We thank Sükösd et al. for their critical judgement and discussion of our recent article [1]. However, several aspects they bring up evoke further discussion and require clarification. Sükösd et al. mainly criticize our use of a pTsum category (= sum of tumour stage of cystectomy and previous TUR-B specimen) since they are concerned that this might bias the pT-stage. We respectfully disagree with this point of view, as in our article, the two distinct major aspects should not be mixed. The first concerns the definition of prognostically significant parameters (using pTsum). The second addresses a comparison of embedding protocols to be used to derive these parameters (in which only pTmax. of the cystectomy specimen is used).

Regarding the definition of prognostically significant parameters, we consider the tumour as a single biological event, even if part of the tumour was resected by TUR-B prior to cystectomy. In our clinic, non-muscle invasive bladder cancer patients (NMIBC <pT2) are subjected to a second TUR-B up to 6 weeks after the first one when the tumour is high grade, pT1, large or incompletely resected (European Association of Urology (EAU) guidelines for NMIBC; [2]). Taking latency into account, we consider TUR-B specimens up to 3 months prior to cystectomy with the cystectomy specimen as one single tumour event. In our perception, prognostic parameters are provided by this tumour event and should not be limited to tumour residues in the cystectomy specimen only. The bias of missing information in our study is as low as possible, since we reviewed all available TUR-B specimens, also from external pathology centres. Statistical calculation of (T stage) numbers only does not reflect the biology of the tumour. This justifies the use of pTsum for our Kaplan-Meier calculations to define significant parameters.

Correct indications for cystectomy are stage ≥pT1, high grade, recurrent or concurrent CIS, aggressive subtype (e.g. micropapillary variant), massive tumour load or multiple tumours and failure of conservative treatment (EAU guidelines for NMIBC; [2]). Following the EAU guidelines, a cystectomy cohort results mainly in higher pT stages and this might explain why the proportion of pT2 and pT3 tumours in our cohort were higher compared to those presented by Sükösd et al.. In addition, as stated in the “Materials and methods” section, we completely embedded the prostate (EAU guidelines for prostate cancer; [3]) in order to assure the detection of any pT4 stage. Conceivably, the higher proportion of pT4 stages in Sükösd et al. might be due to regional differences, differences in cohort inclusion criteria and different therapeutic approaches/surgery indications.

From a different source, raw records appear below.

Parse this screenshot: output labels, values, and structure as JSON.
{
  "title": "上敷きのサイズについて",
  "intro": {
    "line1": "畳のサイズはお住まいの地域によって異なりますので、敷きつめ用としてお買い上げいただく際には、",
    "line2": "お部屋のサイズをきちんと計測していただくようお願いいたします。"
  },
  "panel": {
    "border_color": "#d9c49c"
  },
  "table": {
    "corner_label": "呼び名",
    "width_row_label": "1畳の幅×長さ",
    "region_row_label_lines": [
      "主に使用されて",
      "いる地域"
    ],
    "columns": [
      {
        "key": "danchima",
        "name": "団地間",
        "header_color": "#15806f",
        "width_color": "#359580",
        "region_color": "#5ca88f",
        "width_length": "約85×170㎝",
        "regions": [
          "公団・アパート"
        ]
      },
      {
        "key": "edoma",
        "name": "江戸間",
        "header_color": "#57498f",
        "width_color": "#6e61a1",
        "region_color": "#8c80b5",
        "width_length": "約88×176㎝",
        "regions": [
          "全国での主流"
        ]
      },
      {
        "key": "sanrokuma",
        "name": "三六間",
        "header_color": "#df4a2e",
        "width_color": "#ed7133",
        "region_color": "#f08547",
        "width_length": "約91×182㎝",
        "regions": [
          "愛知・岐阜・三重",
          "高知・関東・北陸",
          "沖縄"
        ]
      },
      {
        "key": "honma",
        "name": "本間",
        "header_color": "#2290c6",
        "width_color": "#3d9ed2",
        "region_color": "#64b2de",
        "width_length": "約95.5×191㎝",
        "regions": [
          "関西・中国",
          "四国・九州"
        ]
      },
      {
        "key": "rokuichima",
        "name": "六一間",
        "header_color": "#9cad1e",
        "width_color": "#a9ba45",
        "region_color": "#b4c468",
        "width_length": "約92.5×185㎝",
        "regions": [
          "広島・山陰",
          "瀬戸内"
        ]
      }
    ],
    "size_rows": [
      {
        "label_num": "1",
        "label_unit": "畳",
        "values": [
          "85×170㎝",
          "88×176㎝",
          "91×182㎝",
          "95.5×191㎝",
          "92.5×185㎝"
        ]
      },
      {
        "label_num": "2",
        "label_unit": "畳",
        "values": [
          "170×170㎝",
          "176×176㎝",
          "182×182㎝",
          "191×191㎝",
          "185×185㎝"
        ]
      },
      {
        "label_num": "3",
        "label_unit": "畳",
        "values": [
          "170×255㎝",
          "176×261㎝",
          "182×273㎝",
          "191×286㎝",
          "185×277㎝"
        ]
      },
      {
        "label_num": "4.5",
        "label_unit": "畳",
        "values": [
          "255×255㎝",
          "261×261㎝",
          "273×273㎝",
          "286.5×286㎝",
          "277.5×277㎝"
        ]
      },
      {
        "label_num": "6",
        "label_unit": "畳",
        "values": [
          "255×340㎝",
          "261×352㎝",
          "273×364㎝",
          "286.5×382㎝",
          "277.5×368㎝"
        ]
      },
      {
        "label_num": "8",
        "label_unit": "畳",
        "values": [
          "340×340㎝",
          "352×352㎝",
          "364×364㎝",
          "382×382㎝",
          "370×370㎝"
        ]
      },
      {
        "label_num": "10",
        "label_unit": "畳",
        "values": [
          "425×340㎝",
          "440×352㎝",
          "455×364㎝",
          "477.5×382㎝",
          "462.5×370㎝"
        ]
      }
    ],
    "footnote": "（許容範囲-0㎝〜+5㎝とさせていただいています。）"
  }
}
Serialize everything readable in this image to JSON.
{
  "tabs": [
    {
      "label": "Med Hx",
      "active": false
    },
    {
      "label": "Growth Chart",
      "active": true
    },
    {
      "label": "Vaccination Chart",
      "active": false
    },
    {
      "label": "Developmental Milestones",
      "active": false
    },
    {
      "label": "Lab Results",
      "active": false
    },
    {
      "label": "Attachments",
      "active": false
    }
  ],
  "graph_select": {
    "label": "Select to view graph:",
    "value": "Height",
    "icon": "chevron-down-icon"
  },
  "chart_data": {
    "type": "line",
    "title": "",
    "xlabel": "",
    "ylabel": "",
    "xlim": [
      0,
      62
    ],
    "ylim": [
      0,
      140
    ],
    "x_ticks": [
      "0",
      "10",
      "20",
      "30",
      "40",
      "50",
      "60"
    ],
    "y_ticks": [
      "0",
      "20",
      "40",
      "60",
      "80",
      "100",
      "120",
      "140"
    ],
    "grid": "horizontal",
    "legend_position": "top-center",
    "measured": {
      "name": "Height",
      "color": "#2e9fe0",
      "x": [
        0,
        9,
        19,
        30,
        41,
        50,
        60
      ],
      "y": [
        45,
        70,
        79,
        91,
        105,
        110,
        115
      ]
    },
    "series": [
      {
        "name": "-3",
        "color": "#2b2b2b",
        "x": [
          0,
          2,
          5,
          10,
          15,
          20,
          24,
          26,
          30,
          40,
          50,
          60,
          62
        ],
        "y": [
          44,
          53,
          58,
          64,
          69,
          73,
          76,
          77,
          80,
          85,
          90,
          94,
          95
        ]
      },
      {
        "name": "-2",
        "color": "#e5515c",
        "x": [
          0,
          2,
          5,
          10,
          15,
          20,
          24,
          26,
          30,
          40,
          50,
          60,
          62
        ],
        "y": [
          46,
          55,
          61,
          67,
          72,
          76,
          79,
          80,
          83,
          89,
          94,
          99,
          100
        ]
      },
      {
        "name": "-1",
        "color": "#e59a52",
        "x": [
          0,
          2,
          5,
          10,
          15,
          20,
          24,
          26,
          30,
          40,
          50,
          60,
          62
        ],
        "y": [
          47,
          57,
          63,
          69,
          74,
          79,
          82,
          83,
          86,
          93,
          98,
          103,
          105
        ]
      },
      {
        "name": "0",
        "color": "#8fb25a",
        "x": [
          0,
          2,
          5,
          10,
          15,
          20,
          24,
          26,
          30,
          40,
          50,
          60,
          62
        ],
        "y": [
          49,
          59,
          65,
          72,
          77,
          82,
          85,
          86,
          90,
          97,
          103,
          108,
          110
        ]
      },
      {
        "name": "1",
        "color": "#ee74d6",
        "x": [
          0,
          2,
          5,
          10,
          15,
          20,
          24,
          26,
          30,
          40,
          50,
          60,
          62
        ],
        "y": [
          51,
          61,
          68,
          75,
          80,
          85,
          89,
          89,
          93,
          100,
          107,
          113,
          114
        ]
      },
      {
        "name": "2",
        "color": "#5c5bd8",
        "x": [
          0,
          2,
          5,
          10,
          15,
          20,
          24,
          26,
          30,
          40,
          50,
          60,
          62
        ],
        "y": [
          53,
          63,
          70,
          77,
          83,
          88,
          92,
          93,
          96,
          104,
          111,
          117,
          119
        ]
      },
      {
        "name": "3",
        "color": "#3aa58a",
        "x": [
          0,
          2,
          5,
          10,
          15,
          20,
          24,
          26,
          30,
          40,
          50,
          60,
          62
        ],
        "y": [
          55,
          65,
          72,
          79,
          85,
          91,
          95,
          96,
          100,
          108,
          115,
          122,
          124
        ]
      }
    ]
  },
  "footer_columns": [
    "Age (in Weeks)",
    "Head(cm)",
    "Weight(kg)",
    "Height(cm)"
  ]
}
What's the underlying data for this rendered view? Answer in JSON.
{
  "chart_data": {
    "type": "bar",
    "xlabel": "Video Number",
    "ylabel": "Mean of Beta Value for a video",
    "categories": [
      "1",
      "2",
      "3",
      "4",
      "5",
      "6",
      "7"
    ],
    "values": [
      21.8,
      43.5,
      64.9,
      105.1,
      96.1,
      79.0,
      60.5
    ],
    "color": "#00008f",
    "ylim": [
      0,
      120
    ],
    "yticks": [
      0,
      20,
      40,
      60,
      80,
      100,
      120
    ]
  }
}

Concerning the comparison of embedding protocols, we have to resolve a misunderstanding. The comparison is based on the pTmax. of cystectomy specimens only. This is explained in Table 5 and Online resource 2. Indeed, the use of pTsum would not be justified here.

Finally, while we agree with Sükösd et al. that whole specimen embedding is more precise, our study shows that whole specimen embedding is not superior regarding pT and V, the most relevant parameters for prognosis in bladder cancer. Our paper presents the results of a single-centre cohort only, which has its limitations. However, based on our data, we do not require whole-organ embedding of cystectomy specimens for diagnostic and prognostic reasons.